Cette nouvelle incursion chez le cinéaste des 400 coups, boudée par le grand public mais saluée par la critique du monde entier, lui ouvre enfin les portes de la notoriété. On la retrouve chez Godard (Sauve qui peut la vie) aux côtés d’Isabelle Huppert et de Jacques Dutronc, en tête d’affiche chez Bertrand Tavernier (Une semaine de vacances), chez le suisse Claude Goretta (La provinciale), chez Granier Deferre (Une étrange affaire) ou chez Bertrand Blier (Beau-père). A chaque fois elle incarne la jeune femme sérieuse, solide, celle qui ne fait pas de vagues, celle sur qui on peut compter. Une sorte d’anti-star discrète, sa marque de fabrique des débuts, laquelle va culminer avec un polar qui va à la surprise générale connaître en 1982 un triomphe populaire, La balance, et lui valoir le césar de la meilleure actrice.

Dans La balance, la si sage Nathalie Baye interprète une prostituée de carte postale. Maquillée de rouge et serrée dans une tenue on ne peut plus courte, elle parait totalement déguisée. Baye dans La balance, c’est la jolie voisine de palier que l’on grime en putain et à qui on donnerait le bon Dieu sans confessions. Le film, totalement anodin et sorti de la mémoire collective depuis fort longtemps, aura beau rassembler plus d’un million de spectateurs sur Paris, ancrera ce malentendu des années d’apprentissage de la comédienne : même en putain elle incarne très exactement l’antithèse de ce qu’à l’époque on appelle une actrice.

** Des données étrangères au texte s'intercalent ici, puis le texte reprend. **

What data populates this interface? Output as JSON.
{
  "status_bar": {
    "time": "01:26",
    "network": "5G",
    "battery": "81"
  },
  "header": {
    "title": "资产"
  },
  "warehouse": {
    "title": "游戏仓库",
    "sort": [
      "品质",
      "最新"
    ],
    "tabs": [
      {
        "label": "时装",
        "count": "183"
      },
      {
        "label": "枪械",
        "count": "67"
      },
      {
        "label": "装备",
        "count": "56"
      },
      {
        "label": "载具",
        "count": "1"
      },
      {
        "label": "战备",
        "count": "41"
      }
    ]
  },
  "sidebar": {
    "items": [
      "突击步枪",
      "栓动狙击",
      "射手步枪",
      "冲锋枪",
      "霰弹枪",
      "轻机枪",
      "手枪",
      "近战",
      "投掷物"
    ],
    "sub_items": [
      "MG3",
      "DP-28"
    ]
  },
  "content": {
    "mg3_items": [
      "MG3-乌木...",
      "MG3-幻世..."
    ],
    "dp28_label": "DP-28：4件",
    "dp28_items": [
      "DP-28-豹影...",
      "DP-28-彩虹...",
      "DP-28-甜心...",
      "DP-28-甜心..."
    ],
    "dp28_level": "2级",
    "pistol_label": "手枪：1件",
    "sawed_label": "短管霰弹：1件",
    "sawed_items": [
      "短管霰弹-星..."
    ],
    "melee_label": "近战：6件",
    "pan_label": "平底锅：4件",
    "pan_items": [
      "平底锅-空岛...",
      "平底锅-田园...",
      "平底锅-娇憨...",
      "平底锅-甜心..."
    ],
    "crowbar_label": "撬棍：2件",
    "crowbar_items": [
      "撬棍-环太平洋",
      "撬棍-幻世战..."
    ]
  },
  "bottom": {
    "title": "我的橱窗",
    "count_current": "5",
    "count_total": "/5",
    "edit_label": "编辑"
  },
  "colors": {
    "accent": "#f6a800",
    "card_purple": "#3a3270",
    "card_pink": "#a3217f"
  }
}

Trop sage, trop raisonnable, trop discrète aussi. Quand elle se mettra en couple avec Johnny Hallyday (couple hautement improbable qui ne durera pas longtemps) elle deviendra la seule qui parviendra à assagir le fauve, à l’ancrer à la maison et à l’éloigner des excès.

A cette époque et à compter de La balance, Nathalie Baye est devenue à la fois une tête d’affiche sur le nom duquel on peut monter un film (le triomphe en 1983 du médiocre J’ai épousé une ombre, suivi par un navet signé Philippe Labro aux côtés de Gérard Depardieu puis par Notre Histoire de Bertrand Blier où elle échoue avec Alain Delon à attirer le public) et une vedette malgré elle de la presse people, du fait de sa relation de couple avec la star belge du rock n’roll.

Bankable, elle multiplie les prises de risques chez certains auteurs exigeants (Godard succèdera à Blier en 1985 avec Détective) à qui elle porte la scoumoune. Baye, dans les années 80, est devenue une actrice à la fois connue et appréciée tant du grand public que de la profession qui multiplie les échecs tant sur un plan commercial qu’artistique. Régulièrement invitée sur les plateaux de Michel Drucker, elle attire la sympathie mais ne parviendra pas à inscrire un seul de ses rôles dans l’histoire du cinéma.


Une déception qui fort heureusement va progressivement cesser dès le tout début de la décennie suivante. On la retrouve à l’affiche du premier film d’une de ses consœurs comédiennes, Nicole Garcia. Un weekend sur deux, sur le papier, flaire bon le film de femmes sur un thème de l’époque propre à susciter les émissions de télévision. Un sujet de société : une actrice vivant seule dont son mari a obtenu la garde de leur fils unique et qui ne peut le voir qu’un weekend sur deux.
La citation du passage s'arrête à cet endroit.